At the door, however, Susan turns back, and once more calls down the trumpet:

‘You will contradict that thing about Mr. Haldane, won’t you?’ says she; ‘surely it isbad enough that he should have lost his front teeth, without having scandalous stories spread about him. Besides, they will make father very unhappy.’
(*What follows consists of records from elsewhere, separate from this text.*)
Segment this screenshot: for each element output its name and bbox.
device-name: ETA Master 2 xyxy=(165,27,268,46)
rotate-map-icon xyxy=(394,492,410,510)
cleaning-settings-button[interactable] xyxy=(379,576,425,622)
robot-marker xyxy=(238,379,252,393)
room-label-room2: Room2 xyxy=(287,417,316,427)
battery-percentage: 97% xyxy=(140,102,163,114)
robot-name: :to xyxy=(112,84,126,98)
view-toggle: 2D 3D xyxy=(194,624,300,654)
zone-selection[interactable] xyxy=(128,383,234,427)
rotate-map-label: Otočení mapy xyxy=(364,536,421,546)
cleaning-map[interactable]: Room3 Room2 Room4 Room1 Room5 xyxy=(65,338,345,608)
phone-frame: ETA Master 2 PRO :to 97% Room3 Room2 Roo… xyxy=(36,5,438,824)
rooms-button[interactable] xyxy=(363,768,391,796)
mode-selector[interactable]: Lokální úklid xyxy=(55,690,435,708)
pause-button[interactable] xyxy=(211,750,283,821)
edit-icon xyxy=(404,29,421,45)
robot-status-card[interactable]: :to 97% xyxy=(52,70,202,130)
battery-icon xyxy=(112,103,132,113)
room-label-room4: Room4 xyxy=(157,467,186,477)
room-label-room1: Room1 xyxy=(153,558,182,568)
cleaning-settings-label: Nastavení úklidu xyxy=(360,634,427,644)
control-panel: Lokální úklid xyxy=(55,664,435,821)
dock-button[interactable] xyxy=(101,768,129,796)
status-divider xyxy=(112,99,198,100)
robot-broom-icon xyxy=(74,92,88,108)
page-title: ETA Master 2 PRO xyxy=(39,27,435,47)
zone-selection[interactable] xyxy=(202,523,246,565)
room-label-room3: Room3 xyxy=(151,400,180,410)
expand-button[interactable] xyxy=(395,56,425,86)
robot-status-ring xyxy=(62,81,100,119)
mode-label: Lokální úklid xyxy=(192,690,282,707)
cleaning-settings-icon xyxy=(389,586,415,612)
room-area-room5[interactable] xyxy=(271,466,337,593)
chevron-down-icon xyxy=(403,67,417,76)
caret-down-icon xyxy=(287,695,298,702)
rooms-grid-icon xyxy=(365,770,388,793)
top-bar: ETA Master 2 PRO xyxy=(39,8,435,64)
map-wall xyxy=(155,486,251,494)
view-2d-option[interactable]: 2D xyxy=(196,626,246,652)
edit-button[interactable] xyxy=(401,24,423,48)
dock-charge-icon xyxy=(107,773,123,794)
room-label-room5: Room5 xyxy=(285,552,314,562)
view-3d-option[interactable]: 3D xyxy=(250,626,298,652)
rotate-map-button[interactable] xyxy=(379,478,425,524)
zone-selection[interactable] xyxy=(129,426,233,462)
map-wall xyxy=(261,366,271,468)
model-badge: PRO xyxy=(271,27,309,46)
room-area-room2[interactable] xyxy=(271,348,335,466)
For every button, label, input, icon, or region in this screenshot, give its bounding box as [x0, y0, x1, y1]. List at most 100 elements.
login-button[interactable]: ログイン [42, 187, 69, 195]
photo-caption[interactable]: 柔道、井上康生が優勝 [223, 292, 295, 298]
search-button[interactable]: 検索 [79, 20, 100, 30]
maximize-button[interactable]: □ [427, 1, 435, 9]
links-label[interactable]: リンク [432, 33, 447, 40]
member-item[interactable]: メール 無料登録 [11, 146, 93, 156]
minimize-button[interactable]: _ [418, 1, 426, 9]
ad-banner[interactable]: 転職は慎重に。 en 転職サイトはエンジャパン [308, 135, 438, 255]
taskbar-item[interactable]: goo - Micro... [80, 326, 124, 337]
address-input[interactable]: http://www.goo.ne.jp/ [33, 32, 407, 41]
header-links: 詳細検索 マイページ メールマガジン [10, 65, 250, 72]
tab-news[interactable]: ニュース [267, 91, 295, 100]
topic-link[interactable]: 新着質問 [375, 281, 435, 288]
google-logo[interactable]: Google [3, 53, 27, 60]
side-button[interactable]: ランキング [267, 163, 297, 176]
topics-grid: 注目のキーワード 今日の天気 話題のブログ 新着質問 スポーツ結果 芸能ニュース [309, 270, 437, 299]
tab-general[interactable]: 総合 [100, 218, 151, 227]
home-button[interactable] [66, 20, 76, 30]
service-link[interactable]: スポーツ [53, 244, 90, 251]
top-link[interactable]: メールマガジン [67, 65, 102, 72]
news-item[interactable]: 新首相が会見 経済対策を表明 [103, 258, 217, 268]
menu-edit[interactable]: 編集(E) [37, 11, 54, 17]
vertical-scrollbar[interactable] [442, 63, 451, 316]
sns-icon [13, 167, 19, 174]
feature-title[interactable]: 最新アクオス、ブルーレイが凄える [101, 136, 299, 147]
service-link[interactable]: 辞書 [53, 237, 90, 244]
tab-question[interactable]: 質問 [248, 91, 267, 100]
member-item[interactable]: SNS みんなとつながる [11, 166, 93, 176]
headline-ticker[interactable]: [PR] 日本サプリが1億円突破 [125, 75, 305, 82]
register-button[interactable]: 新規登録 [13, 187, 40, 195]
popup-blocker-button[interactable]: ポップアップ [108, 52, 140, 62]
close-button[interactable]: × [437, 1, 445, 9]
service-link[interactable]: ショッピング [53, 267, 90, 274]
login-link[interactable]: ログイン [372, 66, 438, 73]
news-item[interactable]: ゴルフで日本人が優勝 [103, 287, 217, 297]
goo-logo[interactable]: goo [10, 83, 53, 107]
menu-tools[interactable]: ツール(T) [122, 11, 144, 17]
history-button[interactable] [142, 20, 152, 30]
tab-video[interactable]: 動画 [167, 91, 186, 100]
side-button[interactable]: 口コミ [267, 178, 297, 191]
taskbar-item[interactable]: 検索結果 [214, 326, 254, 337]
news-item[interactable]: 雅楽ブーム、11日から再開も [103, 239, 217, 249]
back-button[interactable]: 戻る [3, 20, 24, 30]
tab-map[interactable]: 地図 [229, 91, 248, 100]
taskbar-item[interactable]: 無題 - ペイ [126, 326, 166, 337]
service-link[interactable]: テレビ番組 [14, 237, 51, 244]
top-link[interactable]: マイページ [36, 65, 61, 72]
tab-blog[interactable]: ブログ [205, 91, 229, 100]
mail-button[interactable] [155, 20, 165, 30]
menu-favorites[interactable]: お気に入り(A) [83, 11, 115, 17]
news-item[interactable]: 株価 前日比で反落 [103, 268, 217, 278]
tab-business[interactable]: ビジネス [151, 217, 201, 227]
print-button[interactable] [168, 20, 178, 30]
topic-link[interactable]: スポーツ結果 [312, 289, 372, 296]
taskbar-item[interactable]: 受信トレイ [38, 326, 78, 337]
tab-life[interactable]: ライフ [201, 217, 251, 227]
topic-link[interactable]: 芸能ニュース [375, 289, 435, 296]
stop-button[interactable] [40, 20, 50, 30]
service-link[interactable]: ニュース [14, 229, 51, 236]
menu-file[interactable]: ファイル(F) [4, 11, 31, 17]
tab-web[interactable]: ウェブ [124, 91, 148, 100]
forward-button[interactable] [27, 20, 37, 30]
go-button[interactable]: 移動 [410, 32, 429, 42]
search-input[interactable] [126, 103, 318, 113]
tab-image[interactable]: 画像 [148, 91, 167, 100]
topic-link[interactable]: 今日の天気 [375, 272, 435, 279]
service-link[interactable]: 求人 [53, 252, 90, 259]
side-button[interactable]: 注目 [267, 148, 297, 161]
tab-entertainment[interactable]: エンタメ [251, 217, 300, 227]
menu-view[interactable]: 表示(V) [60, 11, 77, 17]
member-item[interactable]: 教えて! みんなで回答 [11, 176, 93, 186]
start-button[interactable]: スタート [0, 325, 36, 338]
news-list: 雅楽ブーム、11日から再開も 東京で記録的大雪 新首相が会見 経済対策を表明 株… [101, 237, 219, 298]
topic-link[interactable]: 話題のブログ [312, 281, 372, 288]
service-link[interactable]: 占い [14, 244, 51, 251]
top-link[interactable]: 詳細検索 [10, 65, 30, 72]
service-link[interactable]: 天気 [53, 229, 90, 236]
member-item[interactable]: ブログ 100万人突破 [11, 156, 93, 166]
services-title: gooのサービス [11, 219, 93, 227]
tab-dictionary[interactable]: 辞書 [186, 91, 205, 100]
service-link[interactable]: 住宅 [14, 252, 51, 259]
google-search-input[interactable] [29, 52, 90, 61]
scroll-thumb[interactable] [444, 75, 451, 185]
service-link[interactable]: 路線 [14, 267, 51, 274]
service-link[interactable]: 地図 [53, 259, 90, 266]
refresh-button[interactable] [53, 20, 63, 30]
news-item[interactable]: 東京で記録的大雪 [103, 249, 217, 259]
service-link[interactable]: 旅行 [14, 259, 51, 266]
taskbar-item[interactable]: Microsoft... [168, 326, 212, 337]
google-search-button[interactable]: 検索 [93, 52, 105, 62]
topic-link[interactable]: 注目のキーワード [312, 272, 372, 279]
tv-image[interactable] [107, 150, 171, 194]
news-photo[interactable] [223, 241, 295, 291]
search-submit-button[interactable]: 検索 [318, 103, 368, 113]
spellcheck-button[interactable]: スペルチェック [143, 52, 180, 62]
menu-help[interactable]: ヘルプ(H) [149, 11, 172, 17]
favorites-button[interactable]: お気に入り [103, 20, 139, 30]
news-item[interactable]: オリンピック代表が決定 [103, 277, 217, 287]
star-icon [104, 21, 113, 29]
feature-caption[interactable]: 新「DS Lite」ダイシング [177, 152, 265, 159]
‘I’ll look afther him,’ says Miss Ricketty, ‘if only to oblige ye, me dear; though, I think, I’m not wantin’. Providence seems to have his eye on that young man.’

‘Oh, poor man! I’m afraid not,’ says Susan; ‘he was ugly enough before, and now his front teeth are gone!’

‘That’s it,’ says Miss Ricketty; ‘whin next ye look at him, ye’ll see what a fine openin’ the Lord has made for him.’

The last vision Susan has of Miss Ricketty shows her leaning back in her chair, with her apron over her bonnet, convulsed with joy at her own wit.